How can a city be unlivable and un-leave-able at the same time? British filmmaker, Terence Davies was born and spent his first 28 years in Liverpool, the city that also spawned The Beatles. After moving away, he has spent much of his writing and directing career returning to that city on film, most famously with 1988’s Distant Voices, Still Lives. Of Time and the City is Davies’s latest trip home.
Expressing the impulse to flee and the equally strong urge to return to the place of one’s childhood, Davies states, “We love the place we hate, then hate the place we love.” The filmmaker’s portrait of that place is woven together from various bits of archival footage, representing the first 28 years of his life and ending in 1973, when Davies left the city for good. The portrait is sometimes loving, but often brutal, populated with gray air, iron schoolyards, and grim buildings black with soot. Liverpool is a hardscrabble place, built upon the kind of industrial production that used a man’s back in concert with the might of the machine — both man and machine end up broken and crumbling. The film has the feeling of a modern Dickens, “wet shoes and leaky galoshes” — a flickering, black and white yesteryear covered in row after row of row houses, children playing in the streets, in the dust and garbage that is held aloft by what looks like a cold wind.

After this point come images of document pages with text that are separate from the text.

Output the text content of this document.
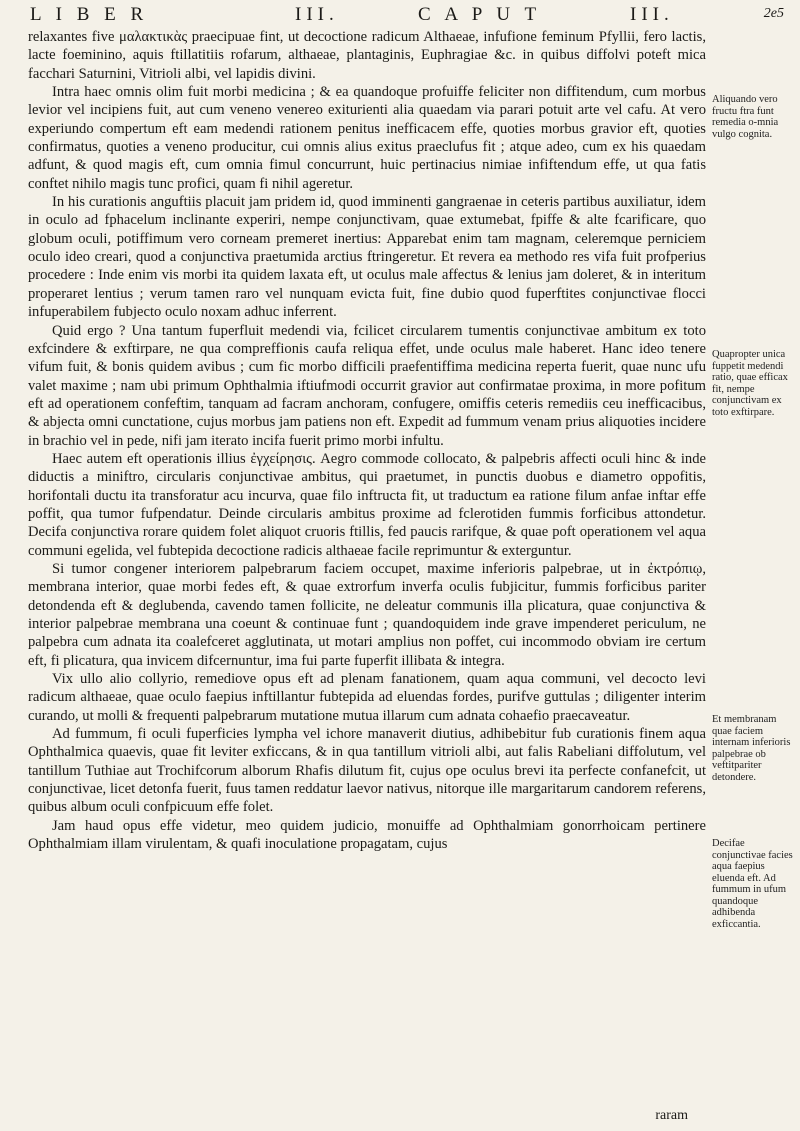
L I B E R	III.	C A P U T	III.	2e5

relaxantes five μαλακτικὰς praecipuae fint, ut decoctione radicum Althaeae, infufione feminum Pfyllii, fero lactis, lacte foeminino, aquis ftillatitiis rofarum, althaeae, plantaginis, Euphragiae &c. in quibus diffolvi poteft mica facchari Saturnini, Vitrioli albi, vel lapidis divini.

Intra haec omnis olim fuit morbi medicina ; & ea quandoque profuiffe feliciter non diffitendum, cum morbus levior vel incipiens fuit, aut cum veneno venereo exiturienti alia quaedam via parari potuit arte vel cafu. At vero experiundo compertum eft eam medendi rationem penitus inefficacem effe, quoties morbus gravior eft, quoties confirmatus, quoties a veneno producitur, cui omnis alius exitus praeclufus fit ; atque adeo, cum ex his quaedam adfunt, & quod magis eft, cum omnia fimul concurrunt, huic pertinacius nimiae infiftendum effe, ut qua fatis conftet nihilo magis tunc profici, quam fi nihil ageretur.

In his curationis anguftiis placuit jam pridem id, quod imminenti gangraenae in ceteris partibus auxiliatur, idem in oculo ad fphacelum inclinante experiri, nempe conjunctivam, quae extumebat, fpiffe & alte fcarificare, quo globum oculi, potiffimum vero corneam premeret inertius: Apparebat enim tam magnam, celeremque perniciem oculo ideo creari, quod a conjunctiva praetumida arctius ftringeretur. Et revera ea methodo res vifa fuit profperius procedere : Inde enim vis morbi ita quidem laxata eft, ut oculus male affectus & lenius jam doleret, & in interitum properaret lentius ; verum tamen raro vel nunquam evicta fuit, fine dubio quod fuperftites conjunctivae flocci infuperabilem fubjecto oculo noxam adhuc inferrent.

Quid ergo ? Una tantum fuperfluit medendi via, fcilicet circularem tumentis conjunctivae ambitum ex toto exfcindere & exftirpare, ne qua compreffionis caufa reliqua effet, unde oculus male haberet. Hanc ideo tenere vifum fuit, & bonis quidem avibus ; cum fic morbo difficili praefentiffima medicina reperta fuerit, quae nunc ufu valet maxime ; nam ubi primum Ophthalmia iftiufmodi occurrit gravior aut confirmatae proxima, in more pofitum eft ad operationem confeftim, tanquam ad facram anchoram, confugere, omiffis ceteris remediis ceu inefficacibus, & abjecta omni cunctatione, cujus morbus jam patiens non eft. Expedit ad fummum venam prius aliquoties incidere in brachio vel in pede, nifi jam iterato incifa fuerit primo morbi infultu.

Haec autem eft operationis illius ἐγχείρησις. Aegro commode collocato, & palpebris affecti oculi hinc & inde diductis a miniftro, circularis conjunctivae ambitus, qui praetumet, in punctis duobus e diametro oppofitis, horifontali ductu ita transforatur acu incurva, quae filo inftructa fit, ut traductum ea ratione filum anfae inftar effe poffit, qua tumor fufpendatur. Deinde circularis ambitus proxime ad fclerotiden fummis forficibus attondetur. Decifa conjunctiva rorare quidem folet aliquot cruoris ftillis, fed paucis rarifque, & quae poft operationem vel aqua communi egelida, vel fubtepida decoctione radicis althaeae facile reprimuntur & exterguntur.

Si tumor congener interiorem palpebrarum faciem occupet, maxime inferioris palpebrae, ut in ἐκτρόπιῳ, membrana interior, quae morbi fedes eft, & quae extrorfum inverfa oculis fubjicitur, fummis forficibus pariter detondenda eft & deglubenda, cavendo tamen follicite, ne deleatur communis illa plicatura, quae conjunctiva & interior palpebrae membrana una coeunt & continuae funt ; quandoquidem inde grave impenderet periculum, ne palpebra cum adnata ita coalefceret agglutinata, ut motari amplius non poffet, cui incommodo obviam ire certum eft, fi plicatura, qua invicem difcernuntur, ima fui parte fuperfit illibata & integra.

Vix ullo alio collyrio, remediove opus eft ad plenam fanationem, quam aqua communi, vel decocto levi radicum althaeae, quae oculo faepius inftillantur fubtepida ad eluendas fordes, purifve guttulas ; diligenter interim curando, ut molli & frequenti palpebrarum mutatione mutua illarum cum adnata cohaefio praecaveatur.

Ad fummum, fi oculi fuperficies lympha vel ichore manaverit diutius, adhibebitur fub curationis finem aqua Ophthalmica quaevis, quae fit leviter exficcans, & in qua tantillum vitrioli albi, aut falis Rabeliani diffolutum, vel tantillum Tuthiae aut Trochifcorum alborum Rhafis dilutum fit, cujus ope oculus brevi ita perfecte confanefcit, ut conjunctivae, licet detonfa fuerit, fuus tamen reddatur laevor nativus, nitorque ille margaritarum candorem referens, quibus album oculi confpicuum effe folet.

Jam haud opus effe videtur, meo quidem judicio, monuiffe ad Ophthalmiam gonorrhoicam pertinere Ophthalmiam illam virulentam, & quafi inoculatione propagatam, cujus

Aliquando vero fructu ftra funt remedia o-mnia vulgo cognita.
Quapropter unica fuppetit medendi ratio, quae efficax fit, nempe conjunctivam ex toto exftirpare.
Et membranam quae faciem internam inferioris palpebrae ob veftitpariter detondere.
Decifae conjunctivae facies aqua faepius eluenda eft. Ad fummum in ufum quandoque adhibenda exficcantia.
raram
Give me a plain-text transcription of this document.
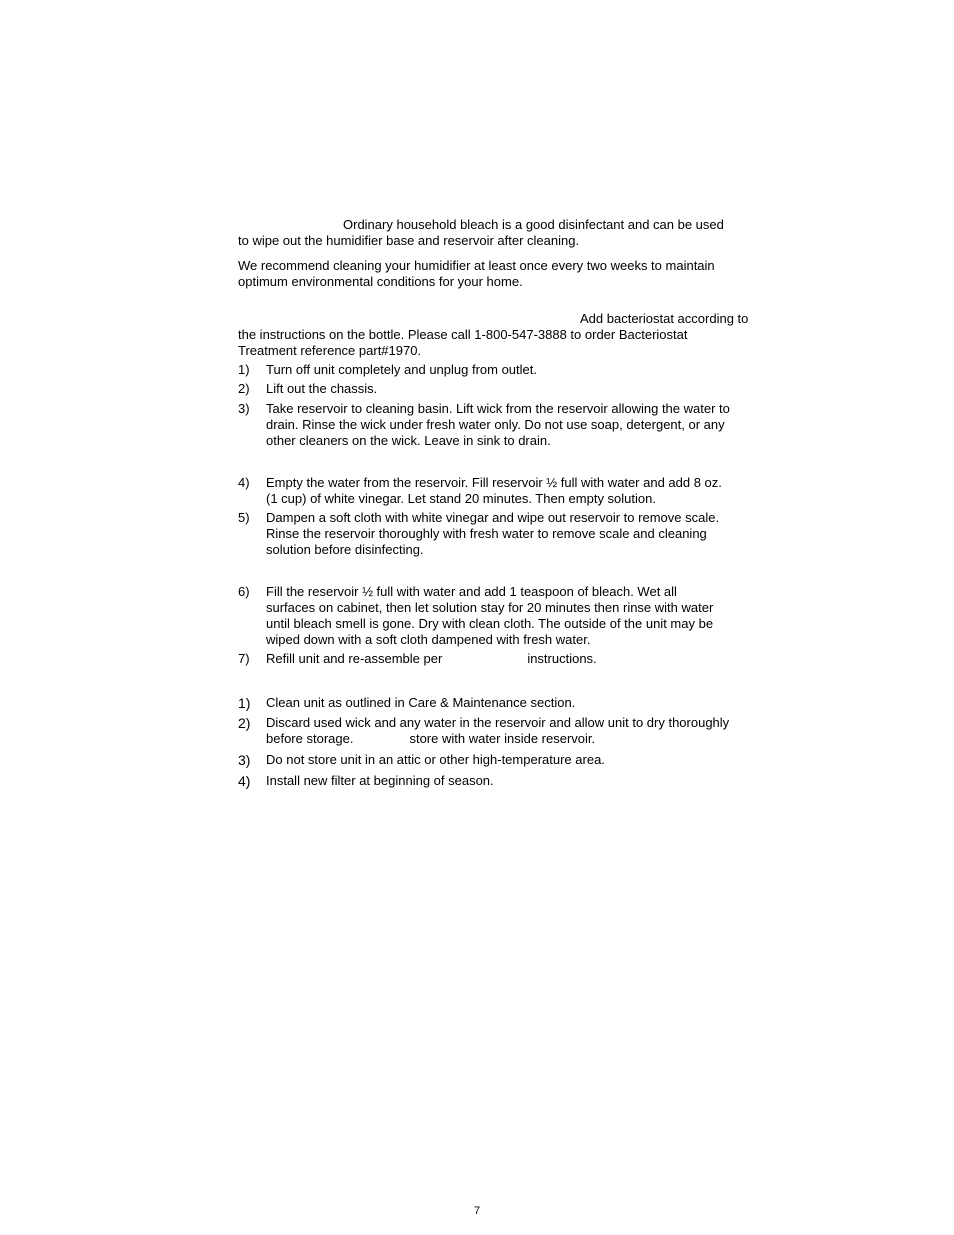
Ordinary household bleach is a good disinfectant and can be used
to wipe out the humidifier base and reservoir after cleaning.
We recommend cleaning your humidifier at least once every two weeks to maintain
optimum environmental conditions for your home.
Add bacteriostat according to
the instructions on the bottle. Please call 1-800-547-3888 to order Bacteriostat
Treatment reference part#1970.
1)	Turn off unit completely and unplug from outlet.
2)	Lift out the chassis.
3)	Take reservoir to cleaning basin. Lift wick from the reservoir allowing the water to
drain. Rinse the wick under fresh water only. Do not use soap, detergent, or any
other cleaners on the wick. Leave in sink to drain.
4)	Empty the water from the reservoir. Fill reservoir ½ full with water and add 8 oz.
(1 cup) of white vinegar. Let stand 20 minutes. Then empty solution.
5)	Dampen a soft cloth with white vinegar and wipe out reservoir to remove scale.
Rinse the reservoir thoroughly with fresh water to remove scale and cleaning
solution before disinfecting.
6)	Fill the reservoir ½ full with water and add 1 teaspoon of bleach. Wet all
surfaces on cabinet, then let solution stay for 20 minutes then rinse with water
until bleach smell is gone. Dry with clean cloth. The outside of the unit may be
wiped down with a soft cloth dampened with fresh water.
7)	Refill unit and re-assemble per	instructions.
1)	Clean unit as outlined in Care & Maintenance section.
2)	Discard used wick and any water in the reservoir and allow unit to dry thoroughly
before storage.	store with water inside reservoir.
3)	Do not store unit in an attic or other high-temperature area.
4)	Install new filter at beginning of season.
7
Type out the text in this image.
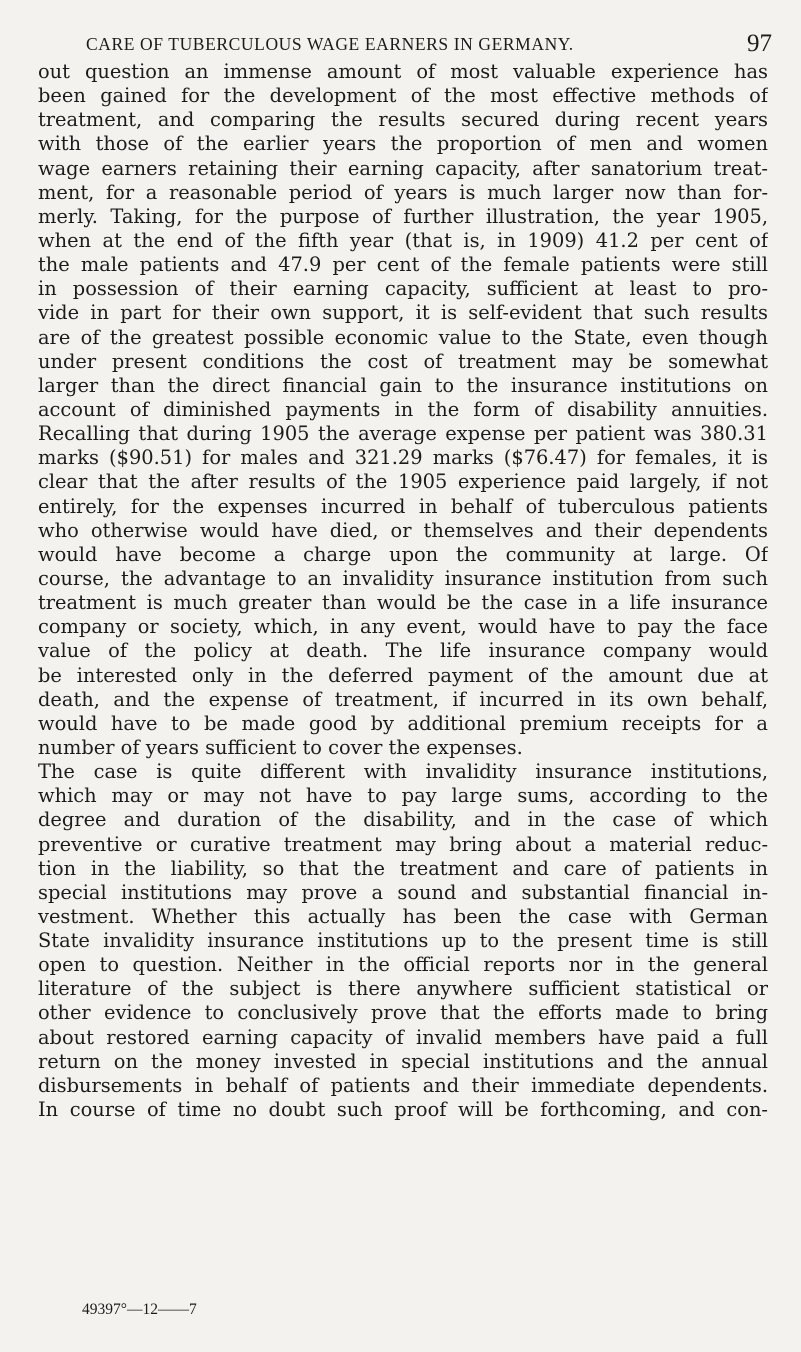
CARE OF TUBERCULOUS WAGE EARNERS IN GERMANY.	97
out question an immense amount of most valuable experience has
been gained for the development of the most effective methods of
treatment, and comparing the results secured during recent years
with those of the earlier years the proportion of men and women
wage earners retaining their earning capacity, after sanatorium treat-
ment, for a reasonable period of years is much larger now than for-
merly. Taking, for the purpose of further illustration, the year 1905,
when at the end of the fifth year (that is, in 1909) 41.2 per cent of
the male patients and 47.9 per cent of the female patients were still
in possession of their earning capacity, sufficient at least to pro-
vide in part for their own support, it is self-evident that such results
are of the greatest possible economic value to the State, even though
under present conditions the cost of treatment may be somewhat
larger than the direct financial gain to the insurance institutions on
account of diminished payments in the form of disability annuities.
Recalling that during 1905 the average expense per patient was 380.31
marks ($90.51) for males and 321.29 marks ($76.47) for females, it is
clear that the after results of the 1905 experience paid largely, if not
entirely, for the expenses incurred in behalf of tuberculous patients
who otherwise would have died, or themselves and their dependents
would have become a charge upon the community at large. Of
course, the advantage to an invalidity insurance institution from such
treatment is much greater than would be the case in a life insurance
company or society, which, in any event, would have to pay the face
value of the policy at death. The life insurance company would
be interested only in the deferred payment of the amount due at
death, and the expense of treatment, if incurred in its own behalf,
would have to be made good by additional premium receipts for a
number of years sufficient to cover the expenses.
The case is quite different with invalidity insurance institutions,
which may or may not have to pay large sums, according to the
degree and duration of the disability, and in the case of which
preventive or curative treatment may bring about a material reduc-
tion in the liability, so that the treatment and care of patients in
special institutions may prove a sound and substantial financial in-
vestment. Whether this actually has been the case with German
State invalidity insurance institutions up to the present time is still
open to question. Neither in the official reports nor in the general
literature of the subject is there anywhere sufficient statistical or
other evidence to conclusively prove that the efforts made to bring
about restored earning capacity of invalid members have paid a full
return on the money invested in special institutions and the annual
disbursements in behalf of patients and their immediate dependents.
In course of time no doubt such proof will be forthcoming, and con-
49397°—12——7
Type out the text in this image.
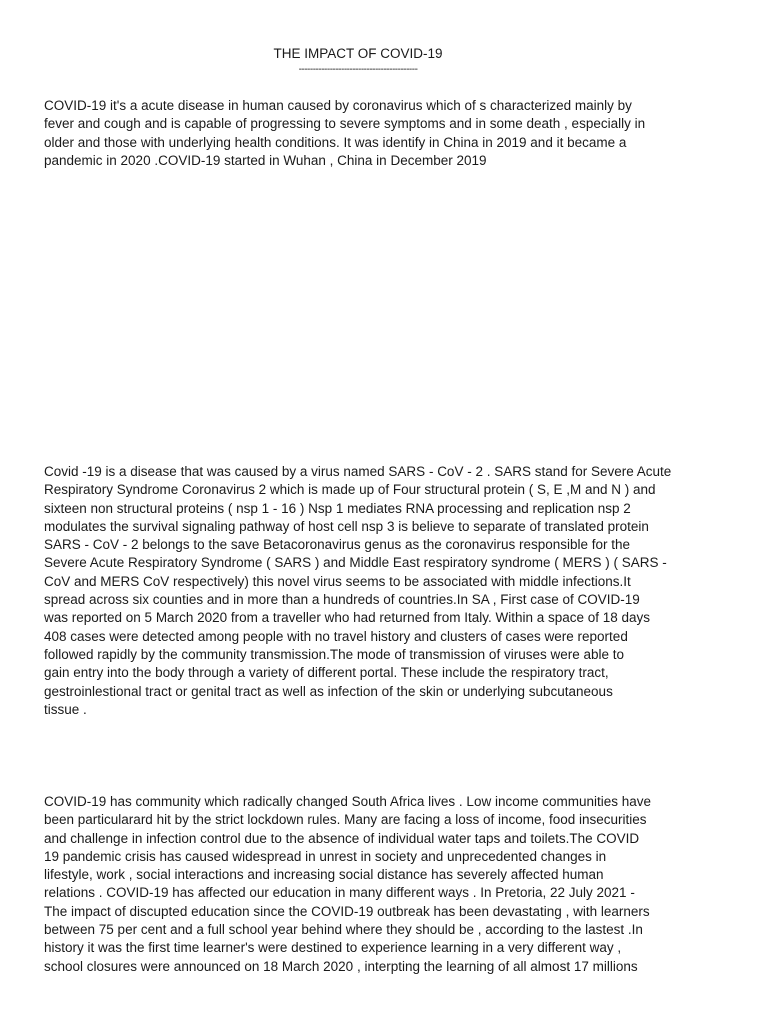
THE IMPACT OF COVID-19
------------------------------------------

COVID-19 it's a acute disease in human caused by coronavirus which of s characterized mainly by
fever and cough and is capable of progressing to severe symptoms and in some death , especially in
older and those with underlying health conditions. It was identify in China in 2019 and it became a
pandemic in 2020 .COVID-19 started in Wuhan , China in December 2019

Covid -19 is a disease that was caused by a virus named SARS - CoV - 2 . SARS stand for Severe Acute
Respiratory Syndrome Coronavirus 2 which is made up of Four structural protein ( S, E ,M and N ) and
sixteen non structural proteins ( nsp 1 - 16 ) Nsp 1 mediates RNA processing and replication nsp 2
modulates the survival signaling pathway of host cell nsp 3 is believe to separate of translated protein
SARS - CoV - 2 belongs to the save Betacoronavirus genus as the coronavirus responsible for the
Severe Acute Respiratory Syndrome ( SARS ) and Middle East respiratory syndrome ( MERS ) ( SARS -
CoV and MERS CoV respectively) this novel virus seems to be associated with middle infections.It
spread across six counties and in more than a hundreds of countries.In SA , First case of COVID-19
was reported on 5 March 2020 from a traveller who had returned from Italy. Within a space of 18 days
408 cases were detected among people with no travel history and clusters of cases were reported
followed rapidly by the community transmission.The mode of transmission of viruses were able to
gain entry into the body through a variety of different portal. These include the respiratory tract,
gestroinlestional tract or genital tract as well as infection of the skin or underlying subcutaneous
tissue .

COVID-19 has community which radically changed South Africa lives . Low income communities have
been particularard hit by the strict lockdown rules. Many are facing a loss of income, food insecurities
and challenge in infection control due to the absence of individual water taps and toilets.The COVID
19 pandemic crisis has caused widespread in unrest in society and unprecedented changes in
lifestyle, work , social interactions and increasing social distance has severely affected human
relations . COVID-19 has affected our education in many different ways . In Pretoria, 22 July 2021 -
The impact of discupted education since the COVID-19 outbreak has been devastating , with learners
between 75 per cent and a full school year behind where they should be , according to the lastest .In
history it was the first time learner's were destined to experience learning in a very different way ,
school closures were announced on 18 March 2020 , interpting the learning of all almost 17 millions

It’s a personal story — an autobiography of place — told with the voices of many, through a collage of radio broadcasts, classical music, pop songs, literary quotes and grounded by the filmmaker’s narration. The many voices of Liverpool weave together to form the filmmaker’s own, and his singular vision becomes the experience of many. It is a portrait of the modern urban, of a population coagulating around resources, industry and commerce to create goods and services for the benefit of others that develops into an environment that is anything but beneficial. As time passes, the stark, Stalinist architecture of modernity crams itself into the skyline, concrete apartment buildings become brutal affronts to the living. Davies describes it as “municipal architecture combined with the British genius for making the dismal … anything but Elysian.” One can see the progression of various recessions written as graffiti along the city walls. The crush of poverty crumbles the brickwork into a dust that clogs the city’s lungs.
But like in any city, there is also respite — the early glamour of 1950’s film premieres, the rise of The Beatles “screamed away on a tide of Mersey Beat,” the diversion of football, a trip to the beach. Perhaps this is the most magical sequence: what looks like a whole nation deprived of luxury, a crush of the working class boarding a ferry in black and white and disembarking at the seashore in color. It is the magic of Oz, an escape from color-free Kansas. Happiness on a budget, a simple day at the beach replete with colorful bathing suits and contests of skill and beauty ends with a setting sun, a deep, amber dusk. Making fun and making do are the only other constants to a life of work, struggle and procreation. DeKooning said, “The trouble with being poor is that it takes up all your time.” Narrating images of the Queen Mother, Davies replies, “The trouble with being rich is that it takes up everyone else’s.” In early 2009, with the TARP half spent and the rest about to be, these are sentiments we can all appreciate.
Of Time and the City is a film of mindless building and inevitable decay, a broken everything contemplating the wrecking ball. One hopes it is also a portrait of the slow death of an idea as well, the end of a particular kind of industrial production, one that uses up and throws away, one that spoils the land and makes the habitat uninhabitable.